Corpus Delecti does not typically require proof of each and every element of a crime before an out-of-court confession becomes admissible. However, it does require independent evidence showing that the charged crime occured.The principle of corpus delecti requires corroborative evidence that proves (1) the occurrence of the specific kind of injury or loss and that (2) the injury or loss was caused by someone’s criminal activity. Some jurisidictions may require some independent proof that the defendant was connected to the criminal act.
The idea that an individual should not be convicted of a crime based only on a confession dates back at least to the 17th Century, most famously exemplified in Perry's case.  There, the purported murder victim, disappeared one night, leaving a “hacked and bloody” hat behind. The defendant was confessed, implicating not only himself but his brother and mother in the murder as well. All three were tried, found guilty, and executed. Some time after the executions the alleged victim was discovered to still be alive.
Some states have abandoned the corpus delecti rule in favor of a more flexible "trustworthiness" standard for admitting confessions absent corroborating evidence. For instance, in Opper v. United States, the United States Supreme Court rejected the common law corpus delicti rule and adopted the “trustworthiness” approach.
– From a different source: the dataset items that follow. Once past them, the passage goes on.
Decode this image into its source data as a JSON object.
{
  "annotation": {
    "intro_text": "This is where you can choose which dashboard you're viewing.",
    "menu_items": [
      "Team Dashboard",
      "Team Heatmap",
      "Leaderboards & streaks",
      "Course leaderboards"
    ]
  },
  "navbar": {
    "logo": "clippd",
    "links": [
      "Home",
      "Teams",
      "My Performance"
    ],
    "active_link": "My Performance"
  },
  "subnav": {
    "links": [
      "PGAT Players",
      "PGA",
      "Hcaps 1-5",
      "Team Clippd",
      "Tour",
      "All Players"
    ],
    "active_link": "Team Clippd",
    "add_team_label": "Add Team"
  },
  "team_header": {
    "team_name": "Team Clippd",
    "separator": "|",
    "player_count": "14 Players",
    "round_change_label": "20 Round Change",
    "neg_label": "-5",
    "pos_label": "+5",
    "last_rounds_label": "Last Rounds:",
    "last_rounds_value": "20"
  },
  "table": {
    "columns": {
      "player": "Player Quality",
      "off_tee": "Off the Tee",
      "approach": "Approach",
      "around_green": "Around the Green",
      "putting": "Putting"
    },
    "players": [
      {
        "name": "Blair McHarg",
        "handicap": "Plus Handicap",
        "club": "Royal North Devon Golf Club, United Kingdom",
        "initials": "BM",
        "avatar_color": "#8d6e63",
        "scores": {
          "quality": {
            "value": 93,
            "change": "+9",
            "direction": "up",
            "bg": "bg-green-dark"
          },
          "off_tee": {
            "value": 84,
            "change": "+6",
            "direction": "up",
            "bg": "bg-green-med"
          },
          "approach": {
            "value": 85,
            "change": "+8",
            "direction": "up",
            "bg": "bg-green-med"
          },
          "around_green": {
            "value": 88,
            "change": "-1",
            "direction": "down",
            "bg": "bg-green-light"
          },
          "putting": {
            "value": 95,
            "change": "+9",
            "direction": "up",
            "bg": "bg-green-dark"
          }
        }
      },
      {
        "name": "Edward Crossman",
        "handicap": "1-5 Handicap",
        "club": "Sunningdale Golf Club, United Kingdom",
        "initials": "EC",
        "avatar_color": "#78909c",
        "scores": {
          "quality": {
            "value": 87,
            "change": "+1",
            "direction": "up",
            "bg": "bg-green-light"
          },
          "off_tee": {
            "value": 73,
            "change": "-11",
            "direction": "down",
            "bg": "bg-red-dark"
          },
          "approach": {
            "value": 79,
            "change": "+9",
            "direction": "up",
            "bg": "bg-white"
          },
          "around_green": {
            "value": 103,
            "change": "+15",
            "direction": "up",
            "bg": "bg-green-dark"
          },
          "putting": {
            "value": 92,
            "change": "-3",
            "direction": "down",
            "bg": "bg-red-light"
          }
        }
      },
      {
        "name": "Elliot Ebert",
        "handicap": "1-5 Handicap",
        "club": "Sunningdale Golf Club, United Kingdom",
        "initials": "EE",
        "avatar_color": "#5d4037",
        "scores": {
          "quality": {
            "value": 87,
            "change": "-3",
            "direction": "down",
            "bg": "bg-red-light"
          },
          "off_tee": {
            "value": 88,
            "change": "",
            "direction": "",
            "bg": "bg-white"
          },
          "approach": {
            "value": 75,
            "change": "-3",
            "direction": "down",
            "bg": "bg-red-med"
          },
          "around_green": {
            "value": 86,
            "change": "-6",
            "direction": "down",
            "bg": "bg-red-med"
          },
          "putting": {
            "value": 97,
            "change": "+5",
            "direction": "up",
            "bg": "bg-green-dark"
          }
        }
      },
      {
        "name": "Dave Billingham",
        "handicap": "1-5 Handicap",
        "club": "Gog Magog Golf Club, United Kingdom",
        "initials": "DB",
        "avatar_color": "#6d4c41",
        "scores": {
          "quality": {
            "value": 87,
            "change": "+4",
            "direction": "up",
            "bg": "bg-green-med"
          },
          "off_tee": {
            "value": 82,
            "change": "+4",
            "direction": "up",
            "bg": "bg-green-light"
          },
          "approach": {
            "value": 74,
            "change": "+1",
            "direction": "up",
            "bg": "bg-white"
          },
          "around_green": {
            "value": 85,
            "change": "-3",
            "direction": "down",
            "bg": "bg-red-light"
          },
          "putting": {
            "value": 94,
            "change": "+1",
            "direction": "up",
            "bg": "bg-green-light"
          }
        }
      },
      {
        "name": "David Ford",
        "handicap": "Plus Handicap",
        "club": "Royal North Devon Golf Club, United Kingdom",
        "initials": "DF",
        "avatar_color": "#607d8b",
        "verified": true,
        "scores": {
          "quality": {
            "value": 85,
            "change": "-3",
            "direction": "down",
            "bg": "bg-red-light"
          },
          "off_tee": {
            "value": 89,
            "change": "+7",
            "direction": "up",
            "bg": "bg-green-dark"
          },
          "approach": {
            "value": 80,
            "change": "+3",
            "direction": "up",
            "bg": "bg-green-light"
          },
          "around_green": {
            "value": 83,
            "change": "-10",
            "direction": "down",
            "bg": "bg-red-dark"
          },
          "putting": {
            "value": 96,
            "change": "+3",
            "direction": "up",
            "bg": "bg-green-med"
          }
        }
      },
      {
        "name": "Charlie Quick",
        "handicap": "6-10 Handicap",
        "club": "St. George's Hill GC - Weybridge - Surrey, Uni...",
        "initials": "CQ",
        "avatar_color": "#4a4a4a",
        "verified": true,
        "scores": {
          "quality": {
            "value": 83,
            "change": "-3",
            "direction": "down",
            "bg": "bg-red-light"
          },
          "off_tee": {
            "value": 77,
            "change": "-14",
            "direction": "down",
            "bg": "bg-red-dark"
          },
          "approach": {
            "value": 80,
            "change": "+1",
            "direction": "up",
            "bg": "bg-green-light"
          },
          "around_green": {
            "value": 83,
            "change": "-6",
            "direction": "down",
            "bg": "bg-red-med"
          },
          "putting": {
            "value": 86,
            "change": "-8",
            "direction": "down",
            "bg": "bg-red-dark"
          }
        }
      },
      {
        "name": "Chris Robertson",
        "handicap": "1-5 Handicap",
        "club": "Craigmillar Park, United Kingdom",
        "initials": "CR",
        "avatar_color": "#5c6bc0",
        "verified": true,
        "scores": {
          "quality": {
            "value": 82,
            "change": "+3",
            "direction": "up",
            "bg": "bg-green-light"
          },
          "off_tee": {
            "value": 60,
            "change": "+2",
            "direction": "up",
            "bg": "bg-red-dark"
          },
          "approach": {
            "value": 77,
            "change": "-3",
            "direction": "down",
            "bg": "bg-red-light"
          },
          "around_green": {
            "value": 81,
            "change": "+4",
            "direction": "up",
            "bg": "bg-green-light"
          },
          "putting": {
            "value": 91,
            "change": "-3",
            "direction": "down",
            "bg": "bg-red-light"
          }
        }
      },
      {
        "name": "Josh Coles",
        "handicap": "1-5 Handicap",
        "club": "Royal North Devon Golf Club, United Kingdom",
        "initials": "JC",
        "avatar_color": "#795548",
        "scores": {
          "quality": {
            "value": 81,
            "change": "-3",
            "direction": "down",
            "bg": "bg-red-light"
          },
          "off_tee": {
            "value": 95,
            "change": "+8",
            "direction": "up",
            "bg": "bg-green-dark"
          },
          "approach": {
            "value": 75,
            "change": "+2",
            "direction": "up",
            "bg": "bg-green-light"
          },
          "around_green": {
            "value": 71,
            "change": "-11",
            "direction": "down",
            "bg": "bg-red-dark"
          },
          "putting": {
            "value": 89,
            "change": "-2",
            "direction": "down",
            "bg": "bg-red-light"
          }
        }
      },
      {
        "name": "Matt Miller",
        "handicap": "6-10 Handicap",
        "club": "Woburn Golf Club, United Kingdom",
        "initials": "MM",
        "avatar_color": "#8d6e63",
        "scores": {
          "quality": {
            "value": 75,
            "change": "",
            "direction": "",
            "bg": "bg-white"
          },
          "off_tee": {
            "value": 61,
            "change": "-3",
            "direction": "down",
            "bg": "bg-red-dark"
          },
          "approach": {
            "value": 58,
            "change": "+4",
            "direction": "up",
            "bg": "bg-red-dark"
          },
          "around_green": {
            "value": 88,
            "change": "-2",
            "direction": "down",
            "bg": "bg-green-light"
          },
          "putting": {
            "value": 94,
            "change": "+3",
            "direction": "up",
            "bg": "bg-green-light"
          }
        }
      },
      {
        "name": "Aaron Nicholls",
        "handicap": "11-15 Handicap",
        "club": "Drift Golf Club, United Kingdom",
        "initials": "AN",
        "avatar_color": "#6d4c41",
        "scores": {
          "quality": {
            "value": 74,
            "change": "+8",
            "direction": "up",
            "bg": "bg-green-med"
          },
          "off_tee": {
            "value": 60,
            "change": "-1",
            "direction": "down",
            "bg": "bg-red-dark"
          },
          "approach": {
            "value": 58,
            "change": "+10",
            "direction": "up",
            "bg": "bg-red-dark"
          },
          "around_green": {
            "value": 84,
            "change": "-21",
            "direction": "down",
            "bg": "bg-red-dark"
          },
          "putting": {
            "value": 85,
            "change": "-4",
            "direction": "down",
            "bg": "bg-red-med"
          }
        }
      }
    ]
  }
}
Under that rule, the government must “introduce substantial independent evidence which would tend to establish the trustworthiness of the [defendant’s] statement.” But this “corroborative evidence need not be sufficient, independent of the [defendant’s] statements, to establish the corpus delicti.”
- Commonwealth v. Turza, 16 A.2d 401, 404 (Pa. 1940)
- Perry’s Case, 14 How. St. Tr. 1311 (1660)
- Note, Proof of the Corpus Delicti Aliunde the Defendant’s Confession, 103 U. PA. L.REV. 638, 638 (1955). “This and similar cases led the British courts to question the sufficiency of confessions to prove that a crime had been committed.” Id. at 639.